3. Die Kosten des Rechtsstreits trägt der Kläger.
Von Rechts wegen!
Tatbestand
Die Parteien streiten darüber, ob das Arbeitsverhältnis des Klägers durch Kündigung des Beklagten vom 16. November 1995 bereits am 15. Dezember 1995 oder erst zum 31. Dezember 1995 wirksam beendet worden ist.
Der Kläger war aufgrund eines schriftlichen Arbeitsvertrages vom 20. März 1995 bei dem Beklagten zu einem Bruttostundenlohn von 13,00 DM in der 40-Stunden-Woche als Elektroinstallateur beschäftigt.

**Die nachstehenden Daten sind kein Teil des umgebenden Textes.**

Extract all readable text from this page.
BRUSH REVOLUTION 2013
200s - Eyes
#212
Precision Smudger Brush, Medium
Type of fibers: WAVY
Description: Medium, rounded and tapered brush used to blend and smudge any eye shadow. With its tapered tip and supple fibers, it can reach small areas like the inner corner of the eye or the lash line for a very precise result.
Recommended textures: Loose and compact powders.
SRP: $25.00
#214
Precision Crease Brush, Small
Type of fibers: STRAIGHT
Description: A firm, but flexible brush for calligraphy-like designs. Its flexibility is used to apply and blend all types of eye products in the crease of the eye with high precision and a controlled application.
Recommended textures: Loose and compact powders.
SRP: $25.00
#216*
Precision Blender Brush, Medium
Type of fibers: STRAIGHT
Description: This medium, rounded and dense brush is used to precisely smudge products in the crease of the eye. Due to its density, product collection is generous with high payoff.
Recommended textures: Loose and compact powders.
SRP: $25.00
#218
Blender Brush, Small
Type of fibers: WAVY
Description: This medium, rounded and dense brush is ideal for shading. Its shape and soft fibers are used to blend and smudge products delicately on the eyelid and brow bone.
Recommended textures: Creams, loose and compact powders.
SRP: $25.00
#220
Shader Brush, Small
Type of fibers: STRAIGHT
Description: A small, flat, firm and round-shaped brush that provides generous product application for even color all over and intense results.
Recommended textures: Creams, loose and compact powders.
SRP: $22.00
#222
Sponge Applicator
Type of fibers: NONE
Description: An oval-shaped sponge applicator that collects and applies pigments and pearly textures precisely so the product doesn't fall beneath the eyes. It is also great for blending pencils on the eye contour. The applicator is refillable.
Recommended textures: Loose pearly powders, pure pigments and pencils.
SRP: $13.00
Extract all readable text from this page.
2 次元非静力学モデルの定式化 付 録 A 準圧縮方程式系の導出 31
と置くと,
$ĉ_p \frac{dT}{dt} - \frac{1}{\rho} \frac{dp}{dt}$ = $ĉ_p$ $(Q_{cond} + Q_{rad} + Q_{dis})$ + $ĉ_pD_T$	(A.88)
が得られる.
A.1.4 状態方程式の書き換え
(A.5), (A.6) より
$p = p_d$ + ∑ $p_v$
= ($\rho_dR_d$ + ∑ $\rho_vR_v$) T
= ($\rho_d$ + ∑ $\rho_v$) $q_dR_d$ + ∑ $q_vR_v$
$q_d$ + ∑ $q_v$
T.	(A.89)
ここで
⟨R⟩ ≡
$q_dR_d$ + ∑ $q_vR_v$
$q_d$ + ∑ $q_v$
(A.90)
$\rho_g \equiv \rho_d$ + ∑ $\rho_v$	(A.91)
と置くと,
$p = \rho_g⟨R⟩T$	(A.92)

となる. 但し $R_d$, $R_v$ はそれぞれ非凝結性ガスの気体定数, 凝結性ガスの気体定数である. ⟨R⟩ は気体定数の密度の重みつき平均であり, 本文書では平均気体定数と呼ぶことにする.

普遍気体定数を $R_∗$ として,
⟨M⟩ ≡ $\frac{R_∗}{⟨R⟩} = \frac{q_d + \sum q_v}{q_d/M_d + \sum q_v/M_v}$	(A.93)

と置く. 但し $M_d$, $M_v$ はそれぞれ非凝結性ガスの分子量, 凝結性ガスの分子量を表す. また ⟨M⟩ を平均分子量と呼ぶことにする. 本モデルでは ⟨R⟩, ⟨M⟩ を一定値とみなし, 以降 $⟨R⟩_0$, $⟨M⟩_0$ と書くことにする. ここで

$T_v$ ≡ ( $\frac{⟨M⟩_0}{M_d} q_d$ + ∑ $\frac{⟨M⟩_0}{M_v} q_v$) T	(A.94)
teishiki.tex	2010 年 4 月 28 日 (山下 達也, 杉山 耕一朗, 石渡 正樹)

Ziffer 5 des vorformulierten Vertrages enthält diverse Bestimmungen über Probezeit und Kündigung. Ziffer 12 lautet auszugsweise:
„Der Arbeitnehmer versichert, daß alle bei der Bewerbung gemachten Angaben der Wahrheit entsprechen. Wissentlich falsche Angaben berechtigen den Arbeitgeber zur fristlosen Kündigung, ohne Einhaltung der Kündigungsfrist.
…
Die Aufhebung, Änderung und Ergänzung dieses Arbeitsvertrages müssen schriftlich festgehalten werden. Mündliche Vereinbarungen, sowie die mündliche Vereinbarung über die Aufhebung der Schriftform, sind nichtig.”
Am 16. November 1995 kündigte der Beklage das Arbeitsverhältnis des Klägers mündlich zum 14. Dezember 1995. Am 20. November 1995 erhielt der Kläger das Schreiben des Beklagten vom 16. November 1995, in dem dieser unter der Überschrift „Kündigung” erklärte:
„Sehr geehrter Herr L., mit heutigem Datum kündige ich Ihr Arbeitsverhältnis zum 14.12.1995.”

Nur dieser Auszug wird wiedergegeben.